Burkina Faso : formation en médecine de catastrophe à Bobo-Dioulasso

Le ministère de la Santé du Burkina Faso organise un séminaire à Bobo-Dioulasso. Cette formation se déroule du 18 au 22 mai 2026. Elle vise à préparer les équipes médicales aux afflux massifs de blessés. L’Organisation mondiale de la santé et la Brigade nationale des sapeurs-pompiers apportent leur soutien technique. Plusieurs acteurs de la chaîne de secours participent à cet atelier. Le Dr Simon Sanou a ouvert officiellement les travaux le lundi 18 mai 2026. Il est chargé de mission du ministre de la Santé pour les urgences.

Pendant cinq jours, les participants apprennent des techniques de gestion sanitaire exceptionnelle. Ces situations impliquent un grand nombre de victimes. La formation renforce leurs capacités dans plusieurs domaines. Il s’agit de l’organisation des secours et du triage des blessés. Les soins vitaux préhospitaliers sont également enseignés. L’orientation des évacuations et l’accueil hospitalier sont abordés. Tout cela doit fonctionner même dans des conditions très difficiles.

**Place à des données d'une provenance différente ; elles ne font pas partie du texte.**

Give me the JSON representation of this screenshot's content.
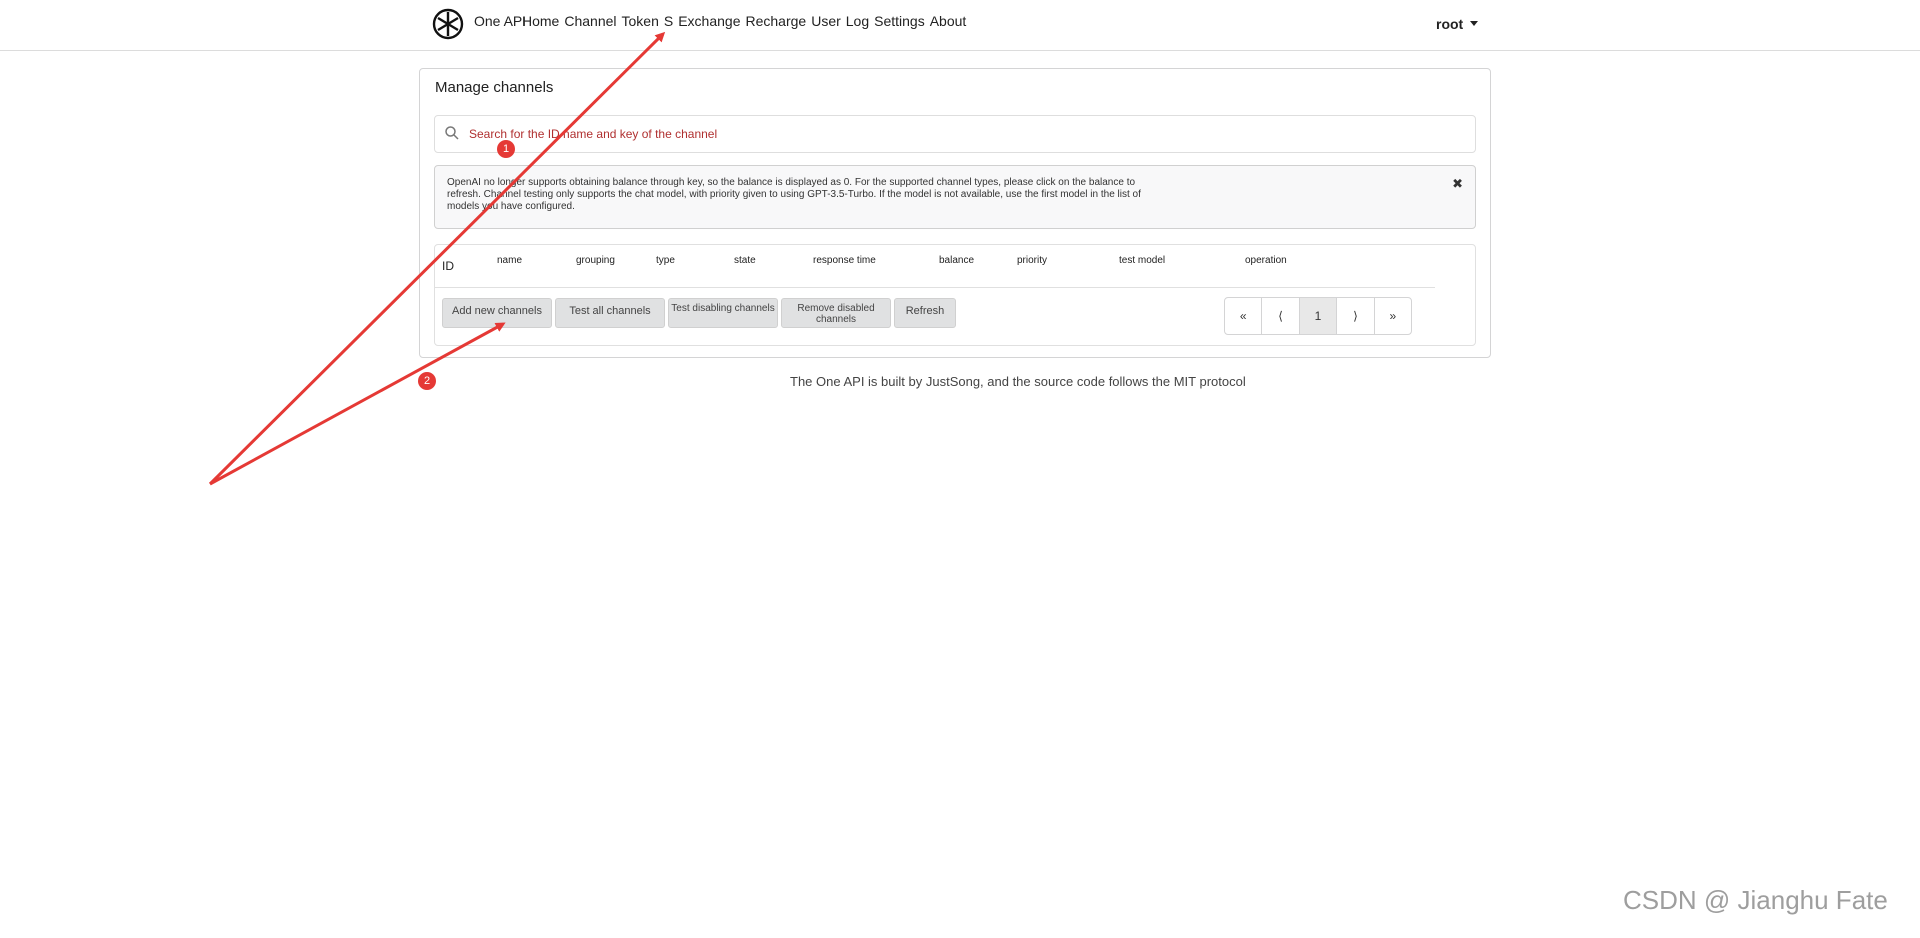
{
  "header": {
    "brand": "One API",
    "nav": [
      "Home",
      "Channel",
      "Token",
      "S",
      "Exchange",
      "Recharge",
      "User",
      "Log",
      "Settings",
      "About"
    ],
    "user": "root"
  },
  "card": {
    "title": "Manage channels",
    "search_placeholder": "Search for the ID name and key of the channel",
    "message": "OpenAI no longer supports obtaining balance through key, so the balance is displayed as 0. For the supported channel types, please click on the balance to refresh. Channel testing only supports the chat model, with priority given to using GPT-3.5-Turbo. If the model is not available, use the first model in the list of models you have configured.",
    "columns": [
      "ID",
      "name",
      "grouping",
      "type",
      "state",
      "response time",
      "balance",
      "priority",
      "test model",
      "operation"
    ],
    "buttons": {
      "add": "Add new channels",
      "test_all": "Test all channels",
      "test_disabled": "Test disabling channels",
      "remove_disabled": "Remove disabled channels",
      "refresh": "Refresh"
    },
    "pagination": [
      "«",
      "⟨",
      "1",
      "⟩",
      "»"
    ]
  },
  "footer": "The One API is built by JustSong, and the source code follows the MIT protocol",
  "annotations": {
    "badge_1": "1",
    "badge_2": "2",
    "arrow_color": "#e53935"
  },
  "watermark": "CSDN @ Jianghu Fate"
}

Le Burkina Faso connaît des situations d’urgence complexes. La crise humanitaire et sécuritaire en fait partie. Les catastrophes naturelles et les urgences liées aux activités humaines aussi. Ces réalités peuvent provoquer des afflux massifs de blessés. Le système de santé du pays doit alors faire face à des défis importants. Les ressources humaines, les équipements et les produits de santé sont sollicités.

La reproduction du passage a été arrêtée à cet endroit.